De nouveaux panneaux sont prévus

J’espère que cet avenir restera un mirage et que les rois mages resteront une image attachée à l’orient et qu’ils ne feront pas fondre notre bon vieux Père Noël avec ses rennes tirant son traineau depuis les confins hyperboréens. Le camel trophy des rois mages doit se borner à être le moment ou l'on remet des étrennes aux enfants, à l’an nouveau. Et puis, imaginons le pire, à savoir une persistance de l’extension de l’islamisme radical, dont les hideuses racines plongent dans le terreau fertile aux monothéismes des déserts arabiques, des enragés de talibans pourraient convertir nos préparations emblématiques et faire à partir du lait de chamelle de l’halaligot, crime culinaire s’il en est. Déjà à Sète dans l'Hérault, quelques établissements douteux de cuisine fusion proposent de l'encornet de gazelle.

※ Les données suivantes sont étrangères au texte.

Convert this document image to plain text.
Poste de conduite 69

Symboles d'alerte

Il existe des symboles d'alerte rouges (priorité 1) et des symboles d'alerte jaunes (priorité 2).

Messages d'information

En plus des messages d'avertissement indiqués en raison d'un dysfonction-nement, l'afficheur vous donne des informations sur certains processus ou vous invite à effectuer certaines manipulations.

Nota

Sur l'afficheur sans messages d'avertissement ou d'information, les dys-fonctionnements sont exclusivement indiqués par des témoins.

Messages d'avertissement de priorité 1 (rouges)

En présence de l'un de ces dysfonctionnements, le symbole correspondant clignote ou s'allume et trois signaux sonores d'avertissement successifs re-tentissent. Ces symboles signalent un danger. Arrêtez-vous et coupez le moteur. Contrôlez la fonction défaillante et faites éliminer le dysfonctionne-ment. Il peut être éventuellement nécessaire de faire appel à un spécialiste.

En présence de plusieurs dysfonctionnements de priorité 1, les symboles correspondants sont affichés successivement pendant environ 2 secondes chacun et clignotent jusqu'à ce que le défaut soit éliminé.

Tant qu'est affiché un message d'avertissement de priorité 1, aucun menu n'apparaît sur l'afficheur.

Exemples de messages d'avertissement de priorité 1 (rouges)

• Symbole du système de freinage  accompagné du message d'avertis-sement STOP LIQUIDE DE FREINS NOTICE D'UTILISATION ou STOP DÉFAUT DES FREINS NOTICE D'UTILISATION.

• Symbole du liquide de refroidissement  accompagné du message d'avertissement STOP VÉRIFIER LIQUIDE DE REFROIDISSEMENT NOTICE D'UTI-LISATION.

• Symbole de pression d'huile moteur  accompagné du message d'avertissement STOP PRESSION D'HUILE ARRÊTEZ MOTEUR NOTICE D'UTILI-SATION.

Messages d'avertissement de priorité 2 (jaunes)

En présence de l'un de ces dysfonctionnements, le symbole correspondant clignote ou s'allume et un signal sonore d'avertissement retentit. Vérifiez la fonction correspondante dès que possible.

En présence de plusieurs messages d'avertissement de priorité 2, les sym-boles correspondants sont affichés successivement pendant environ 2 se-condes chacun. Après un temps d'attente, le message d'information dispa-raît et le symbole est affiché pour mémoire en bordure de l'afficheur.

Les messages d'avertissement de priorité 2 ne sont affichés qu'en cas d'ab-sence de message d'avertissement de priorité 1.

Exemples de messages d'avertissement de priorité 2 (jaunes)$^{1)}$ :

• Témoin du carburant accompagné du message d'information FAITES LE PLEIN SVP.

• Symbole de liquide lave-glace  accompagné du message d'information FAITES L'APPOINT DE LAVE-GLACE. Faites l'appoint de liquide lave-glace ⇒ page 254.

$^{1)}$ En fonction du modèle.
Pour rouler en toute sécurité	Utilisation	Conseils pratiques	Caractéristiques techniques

Et si le loup du Gévaudan venait à être remplacé par un loup-koum !? Rien que pour échapper à ce funeste destin, mes convictions, bien que reposant sur un paganisme celtique et sylvestre, s’accommoderaient de l’intervention de l’évêque de Lozère pour qu’il bénisse chameaux, dromadaires et tous les bossus dans sa cathédrale de Notre-Dame-de-Mende. Si les mongols ont le désert de Gobi, la Lozère n'est pas un désert de bigots, la foi chrétienne y résiste.


Ça va pas le faire

Loin de ces sombres possibilités, souhaitons tout de même bon sirocco à ces nouveaux venus dans les steppes délaissées centrales (6) qui sont au cœur de la Lozère où ils pourront couler des jours heureux et se rafraîchir à l’onde pure des sources de Margeride, même si leur réputation est avant tout faite de sobriété. L’ébriété des cimes, sobriquet de l’ivresse des sommets, est la seule qui les guette, risque très faible car les camélidés se désaltèrent peu, au contraire de l'haltérophile qui transpire en soulevant des haltères, vite altéré par la soif. Par contre, les chiens n’ont pas fini d’aboyer devant les cours des caravansérails au passage des dromadaires en file indienne, spectacle que de par la morphologie des animaux on attendrait plus en Beauce, mais la Beauce est un plat pays. Collines et dolines lozériennes sont bien plus adaptées comme on peut le vérifier depuis un drone en l'air. 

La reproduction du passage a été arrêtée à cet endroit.